After a short time Archie and I became firm friends.  We discovered we had many things in common; a love of cricket, the theatre, and matching tattoos of The Everly Brothers.  On several occasions Archie and I would mix business and pleasure, going on double dates with a two-seater garden chair.  I loved Archie’s company.  He was quite the most extraordinary man I had ever encountered, and I knew he was fond of me also (“You’re the nicest fellow I’ve met since Mussolini”, he once told me).  He had immense poise and grace, could talk for hours on politics, art, literature and he had a wit to rival that of Oscar Wilde.  Plus he could spit tobacco through his front teeth.
As the years passed, the nature of Archie’s business resulted in him being repeatedly hauled into court.  Despite the facile manner with which he chose his disguises, the Vice Squad would thwart him by threatening to hit his teddy bear with a snooker cue until he showed himself.
   During his repeated visits to court, however, I never saw him panic, indeed I have yet to find someone who was so at ease in court – on one occasion I had to bring him around with repeated slapping and giving him the kiss-of-life.  It was for this reason that the judges often felt that he didn’t take his position seriously, although he promised that in future he would not bring the unicycle.
   Archie had a great mind for business and sex, and ability he put down to his first sexual experience being getting an erection whilst watching The Money Programme.  It was this that always saw him go free from the courtroom, his argument being that he was keeping nothing more than an over-sized garden shed.  He once even gained compensation after a careless police raid broke several objects, meaning one trowel would never fork again.

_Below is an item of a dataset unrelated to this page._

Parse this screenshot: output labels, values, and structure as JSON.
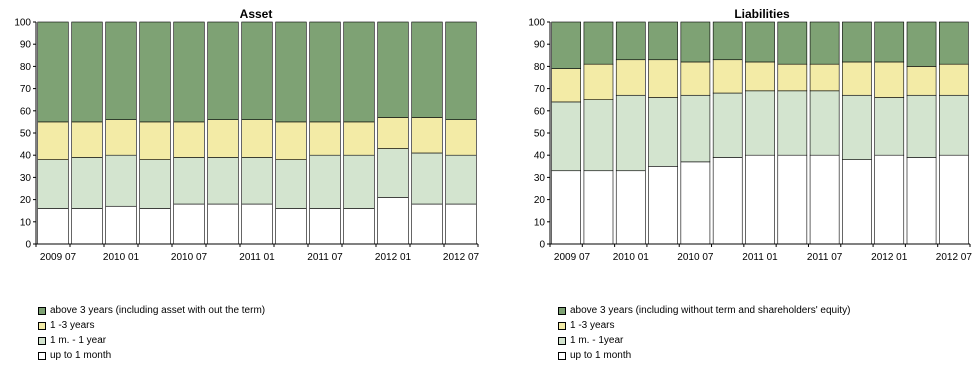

   However, I found myself in constant fear that it would all be taken away.  Outwardly I was intensely happy – I was continuously enjoying the company of an intellectual giant (although I found it tiresome that he would begin every new discourse with the phrase, “Fee Fi Fo Fum”), and I had sex on tap – so much so that I was the only man in the neighbourhood who could reach the plumber on twenty-four hour call-out.  Internally though, I knew that this rakish lifestyle could not go on forever, and once it came to an end I would be left with nothing.
   The end was to come sooner than I thought however, when one fateful day justice was to be served upon myself and Archie Wiseman.  During one particularly moist evening, the police burst into Archie’s place and I was caught inflagrante doing some weed with two spades and a roller.
   Drugs, sex and gardening – I had been caught red-handed with green fingers.  I was so embarrassed by the situation that I could no longer show my face in public again, only daring to step outside of my house if I was wearing a dark balaclava or a mask of Tommy Cannon.  Archie on the other hand was sentenced to five years in prison, with an extra three years for good behaviour after he found he liked it.
   On that fateful day Archie Wiseman swore that his life in sex was over, although I later learned that this meant he was engaged to be married.  Although he went through with his wedding, the married life didn’t suit him, and he left his wife for a younger, more intelligent woman whose temperament was akin to a mixture of Sigmund Freud and Shirley Temple.
   I never married myself, because marrying yourself is plain silly, and the sex is unexciting.  For me, life without Archie became dull and lifeless.  What’s more my lawn became over-grown.  The scandal over my association with him resulted in me losing my job, and I am now left with nothing more than my memories of those halcyon days, and an inflatable hedge-trimmer.

Now post yours, bitches.  If Rats is listening, I'd love to see that school essay he wrote again.